The statement is false for sequences $\langle a_n:n\in\Bbb N\rangle$ such that $\liminf_{n\in\Bbb N}a_n=0$: $0^{-1}$ isn’t defined. It should say that
- $\limsup_{n\in\Bbb N}a_n^{-1}=(\liminf_{n\in\Bbb N}a_n)^{-1}$ when $\liminf_{n\in\Bbb N}a_n\ne 0$, and
- $\limsup_{n\in\Bbb N}a_n^{-1}=\infty$ when $\liminf_{n\in\Bbb N}a_n=0$.
Thus, boundedness of the sequence isn’t really a consideration.
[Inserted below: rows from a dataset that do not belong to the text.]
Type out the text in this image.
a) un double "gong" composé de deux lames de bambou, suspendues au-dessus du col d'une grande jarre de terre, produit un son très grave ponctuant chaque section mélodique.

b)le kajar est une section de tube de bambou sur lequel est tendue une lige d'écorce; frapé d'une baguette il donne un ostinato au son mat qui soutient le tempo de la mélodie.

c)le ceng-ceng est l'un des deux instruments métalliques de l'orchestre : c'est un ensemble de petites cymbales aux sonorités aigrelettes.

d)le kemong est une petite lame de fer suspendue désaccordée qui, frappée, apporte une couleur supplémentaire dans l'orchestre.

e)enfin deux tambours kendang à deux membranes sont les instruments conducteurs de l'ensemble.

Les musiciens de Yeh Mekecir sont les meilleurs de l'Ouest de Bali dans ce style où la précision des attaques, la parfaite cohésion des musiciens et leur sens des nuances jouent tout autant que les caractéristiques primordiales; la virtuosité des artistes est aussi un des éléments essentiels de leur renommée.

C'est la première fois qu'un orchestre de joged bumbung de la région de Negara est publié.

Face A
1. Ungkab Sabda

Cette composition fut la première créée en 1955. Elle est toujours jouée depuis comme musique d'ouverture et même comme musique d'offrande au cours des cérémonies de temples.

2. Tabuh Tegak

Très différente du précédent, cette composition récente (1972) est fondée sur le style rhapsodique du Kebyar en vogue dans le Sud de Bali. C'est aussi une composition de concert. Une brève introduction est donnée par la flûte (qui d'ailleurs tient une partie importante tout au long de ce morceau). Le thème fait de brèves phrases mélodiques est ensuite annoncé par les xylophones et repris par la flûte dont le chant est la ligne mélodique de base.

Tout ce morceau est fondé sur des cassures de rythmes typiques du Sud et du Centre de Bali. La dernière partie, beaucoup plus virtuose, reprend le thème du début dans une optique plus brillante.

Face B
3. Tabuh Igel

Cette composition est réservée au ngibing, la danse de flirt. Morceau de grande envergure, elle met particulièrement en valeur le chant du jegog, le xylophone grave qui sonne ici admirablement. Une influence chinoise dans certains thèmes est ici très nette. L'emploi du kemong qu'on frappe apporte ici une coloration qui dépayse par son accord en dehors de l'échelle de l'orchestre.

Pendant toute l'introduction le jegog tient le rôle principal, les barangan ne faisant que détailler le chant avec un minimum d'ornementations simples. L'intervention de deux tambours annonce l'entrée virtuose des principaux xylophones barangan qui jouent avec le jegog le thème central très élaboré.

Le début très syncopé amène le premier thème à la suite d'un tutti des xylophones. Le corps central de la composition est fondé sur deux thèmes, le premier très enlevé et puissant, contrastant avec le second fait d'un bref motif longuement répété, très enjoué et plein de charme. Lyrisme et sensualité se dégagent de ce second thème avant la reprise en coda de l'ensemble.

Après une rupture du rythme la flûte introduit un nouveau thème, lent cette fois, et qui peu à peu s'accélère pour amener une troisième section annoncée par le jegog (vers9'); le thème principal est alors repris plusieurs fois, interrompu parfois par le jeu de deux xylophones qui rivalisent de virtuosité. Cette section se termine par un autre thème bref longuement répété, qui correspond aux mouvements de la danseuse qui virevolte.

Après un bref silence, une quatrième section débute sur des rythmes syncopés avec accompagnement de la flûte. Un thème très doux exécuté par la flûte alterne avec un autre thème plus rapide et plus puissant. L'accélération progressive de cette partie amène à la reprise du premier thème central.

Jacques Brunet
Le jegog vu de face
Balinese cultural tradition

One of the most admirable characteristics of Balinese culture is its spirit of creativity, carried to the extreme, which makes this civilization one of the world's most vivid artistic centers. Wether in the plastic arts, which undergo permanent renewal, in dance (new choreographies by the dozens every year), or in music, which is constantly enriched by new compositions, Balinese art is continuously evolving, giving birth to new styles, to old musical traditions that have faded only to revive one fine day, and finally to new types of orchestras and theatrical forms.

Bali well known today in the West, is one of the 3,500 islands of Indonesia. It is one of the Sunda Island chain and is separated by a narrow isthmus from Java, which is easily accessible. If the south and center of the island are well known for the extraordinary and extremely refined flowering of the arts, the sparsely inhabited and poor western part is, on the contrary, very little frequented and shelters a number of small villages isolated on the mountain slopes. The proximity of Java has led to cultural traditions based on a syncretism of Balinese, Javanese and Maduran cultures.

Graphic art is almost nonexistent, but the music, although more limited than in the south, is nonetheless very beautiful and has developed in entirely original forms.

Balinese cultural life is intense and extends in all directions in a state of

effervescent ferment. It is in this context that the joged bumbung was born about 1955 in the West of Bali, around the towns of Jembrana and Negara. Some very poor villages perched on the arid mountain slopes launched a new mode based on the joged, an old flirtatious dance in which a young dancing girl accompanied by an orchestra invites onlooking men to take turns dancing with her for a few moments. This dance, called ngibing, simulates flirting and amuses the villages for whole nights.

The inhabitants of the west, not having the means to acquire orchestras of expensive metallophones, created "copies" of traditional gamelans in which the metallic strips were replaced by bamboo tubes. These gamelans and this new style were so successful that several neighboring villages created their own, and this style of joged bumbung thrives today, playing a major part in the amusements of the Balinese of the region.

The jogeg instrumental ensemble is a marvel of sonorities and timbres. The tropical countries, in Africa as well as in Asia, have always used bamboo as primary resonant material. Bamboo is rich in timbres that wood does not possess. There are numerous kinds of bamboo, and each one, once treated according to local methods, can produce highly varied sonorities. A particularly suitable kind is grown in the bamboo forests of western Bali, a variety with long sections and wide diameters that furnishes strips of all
I’ll deal instead with the case in which $\liminf_{n\in\Bbb N}a_n=0$.
In this case we know that for each $\epsilon>0$ there is an $n_\epsilon>0$ such that $\inf\{a_k:k\ge n\}<\epsilon$ whenever $n\ge n_\epsilon$. Thus, for each $n\ge n_\epsilon$ there is a $k\ge n$ such that $a_k<\epsilon$.
We want to show that $\limsup_{n\in\Bbb N}a_n^{-1}=\infty$, i.e., that for each positive $x$ there is an $m_x\in\Bbb N$ such that $\sup\{a_k^{-1}:k\ge n\}>x$ whenever $n\ge m_x$. Let $\epsilon=\frac1x$, and let $m_x=n_\epsilon$. Then for each $n\ge m_x$ there is a $k\ge n$ such that $a_k<\epsilon$ and hence such that $a_k^{-1}>\frac1{\epsilon}=x$. This implies that $\sup\{a_k^{-1}:k\ge n\}>x$ whenever $n\ge m_x$, which is exactly what we needed.
You should take another look at what you did in the bounded case: since you didn’t correctly identify the actual trouble spot, you probably don’t have a completely correct argument.